Whyte is not surprised at the immediate support for Dave.
“He’s been involved with our department, with our community, with the youth, through wrestling for so many years. Everybody knows Dave. He’s such a good soul. Nobody deserves this disease, and if there’s some way we can lighten the load for his family and him in this time, that’s what we’re trying to do,” said Whyte.
Margie said former wrestlers and friends have stopped by to support Dave during his illness.
“A lot of the past wrestlers have been here,” said Margie. “Big help I’m telling you.”
KSS assistant wrestling coach Garrett Jacobs swung by the couple’s house to fix the Canadians’ generator.
He wrestled for Dave at KSS and knows full well the impact his coach had on himself and those who have met him.
“When you wrestled for Dave you knew you were in good hands, all you had to do was show up, work and Dave would help you develop your skills,” said Jacobs. “Dave was not a friend but more like a father, so you treated him with a different kind of respect.”

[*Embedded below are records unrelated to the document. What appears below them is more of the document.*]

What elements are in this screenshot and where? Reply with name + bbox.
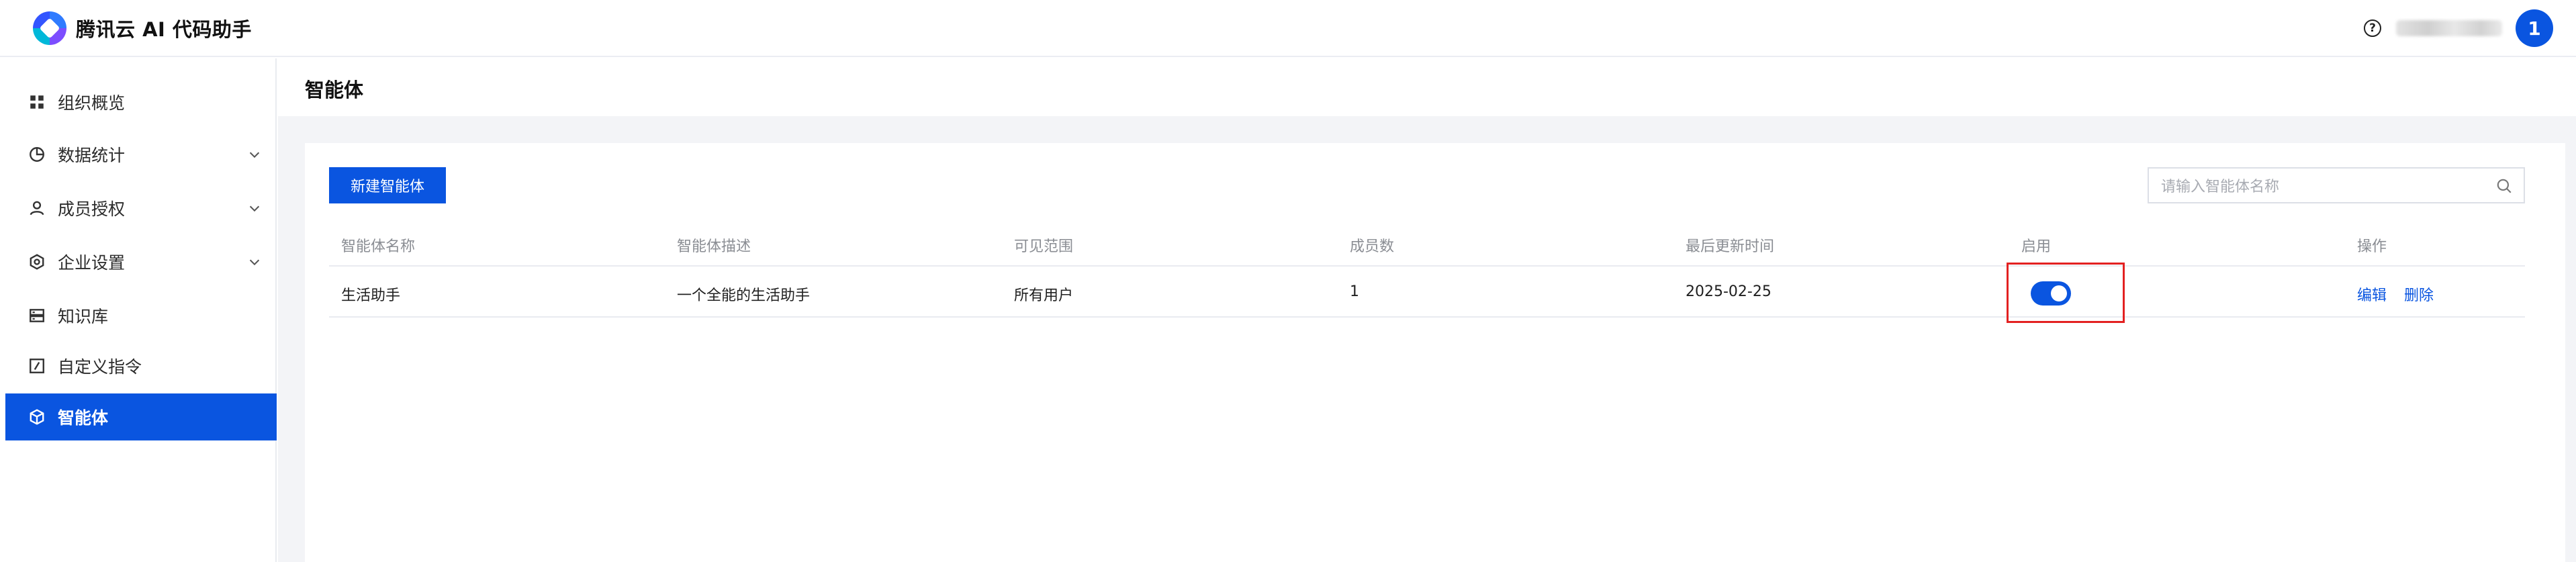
column-header-updated: 最后更新时间 xyxy=(1686,238,1775,255)
settings-icon xyxy=(30,254,44,270)
sidebar-item-custom-instructions[interactable]: 自定义指令 xyxy=(5,342,277,389)
brand-title: 腾讯云 AI 代码助手 xyxy=(76,17,252,41)
sidebar-item-label: 成员授权 xyxy=(58,199,126,219)
header-actions: ? 1 xyxy=(2364,9,2553,47)
sidebar-item-data-stats[interactable]: 数据统计 xyxy=(5,131,277,178)
sidebar-item-org-overview[interactable]: 组织概览 xyxy=(5,79,277,126)
sidebar: 组织概览 数据统计 成员授权 企业设置 知识库 自定义指令 智能体 xyxy=(5,58,277,562)
brand[interactable]: 腾讯云 AI 代码助手 xyxy=(33,11,252,45)
column-header-description: 智能体描述 xyxy=(677,238,751,255)
brand-logo-icon xyxy=(33,11,66,45)
table-row: 生活助手 一个全能的生活助手 所有用户 1 2025-02-25 编辑 删除 xyxy=(329,263,2525,323)
user-name-blurred[interactable] xyxy=(2396,20,2502,36)
pie-chart-icon xyxy=(30,147,44,162)
avatar[interactable]: 1 xyxy=(2516,9,2553,47)
sidebar-item-knowledge-base[interactable]: 知识库 xyxy=(5,292,277,339)
sidebar-item-label: 数据统计 xyxy=(58,146,126,165)
toggle-knob xyxy=(2051,285,2067,301)
page-title: 智能体 xyxy=(305,79,364,101)
sidebar-item-label: 企业设置 xyxy=(58,253,126,273)
sidebar-item-label: 智能体 xyxy=(58,408,109,428)
grid-icon xyxy=(30,95,44,109)
top-header: 腾讯云 AI 代码助手 ? 1 xyxy=(0,0,2576,57)
main-content: 智能体 新建智能体 请输入智能体名称 智能体名称 智能体描述 可见范围 成员数 … xyxy=(278,58,2576,562)
database-icon xyxy=(30,309,44,322)
agent-members: 1 xyxy=(1350,283,1359,300)
agent-updated: 2025-02-25 xyxy=(1686,283,1772,300)
table-header: 智能体名称 智能体描述 可见范围 成员数 最后更新时间 启用 操作 xyxy=(329,218,2525,267)
user-icon xyxy=(30,201,44,216)
agent-name: 生活助手 xyxy=(341,287,401,304)
search-icon[interactable] xyxy=(2495,177,2513,195)
enable-toggle[interactable] xyxy=(2031,281,2071,306)
column-header-name: 智能体名称 xyxy=(341,238,416,255)
edit-box-icon xyxy=(30,359,44,373)
column-header-visibility: 可见范围 xyxy=(1014,238,1074,255)
chevron-down-icon xyxy=(249,152,260,158)
column-header-members: 成员数 xyxy=(1350,238,1395,255)
chevron-down-icon xyxy=(249,205,260,212)
sidebar-item-agents[interactable]: 智能体 xyxy=(5,393,277,440)
chevron-down-icon xyxy=(249,259,260,266)
help-icon[interactable]: ? xyxy=(2364,19,2381,37)
search-input[interactable]: 请输入智能体名称 xyxy=(2148,167,2525,203)
agent-visibility: 所有用户 xyxy=(1014,287,1074,304)
sidebar-item-label: 自定义指令 xyxy=(58,357,142,377)
cube-icon xyxy=(30,409,44,425)
sidebar-item-label: 知识库 xyxy=(58,307,109,326)
agent-description: 一个全能的生活助手 xyxy=(677,287,811,304)
page-header: 智能体 xyxy=(278,58,2576,116)
column-header-actions: 操作 xyxy=(2357,238,2387,255)
column-header-enabled: 启用 xyxy=(2021,238,2052,255)
agents-card: 新建智能体 请输入智能体名称 智能体名称 智能体描述 可见范围 成员数 最后更新… xyxy=(305,143,2565,562)
new-agent-button[interactable]: 新建智能体 xyxy=(329,167,446,203)
agents-table: 智能体名称 智能体描述 可见范围 成员数 最后更新时间 启用 操作 生活助手 一… xyxy=(329,218,2525,323)
sidebar-item-member-auth[interactable]: 成员授权 xyxy=(5,185,277,232)
sidebar-item-enterprise-settings[interactable]: 企业设置 xyxy=(5,238,277,285)
sidebar-item-label: 组织概览 xyxy=(58,93,126,113)
delete-link[interactable]: 删除 xyxy=(2404,283,2434,305)
search-placeholder: 请输入智能体名称 xyxy=(2161,179,2280,195)
edit-link[interactable]: 编辑 xyxy=(2357,283,2387,305)
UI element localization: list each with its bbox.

“A lot of his past wrestlers are here, they’re helping us,” said Margie.
Though suffering and in pain, Dave was at last year’s NAIG in Toronto. This reporter spent about a half hour debating the strengths and weaknesses of the team, as per normal. Margie said he was suffering greatly at the time, but did not want to miss the event he’s been a part of for decades.
“He really made it a goal to go,” said Margie.
Outpourings of support will no doubt continue in the coming months from across the community.
“He’s touched so many lives, and you can’t help but try to help him,” said Whyte.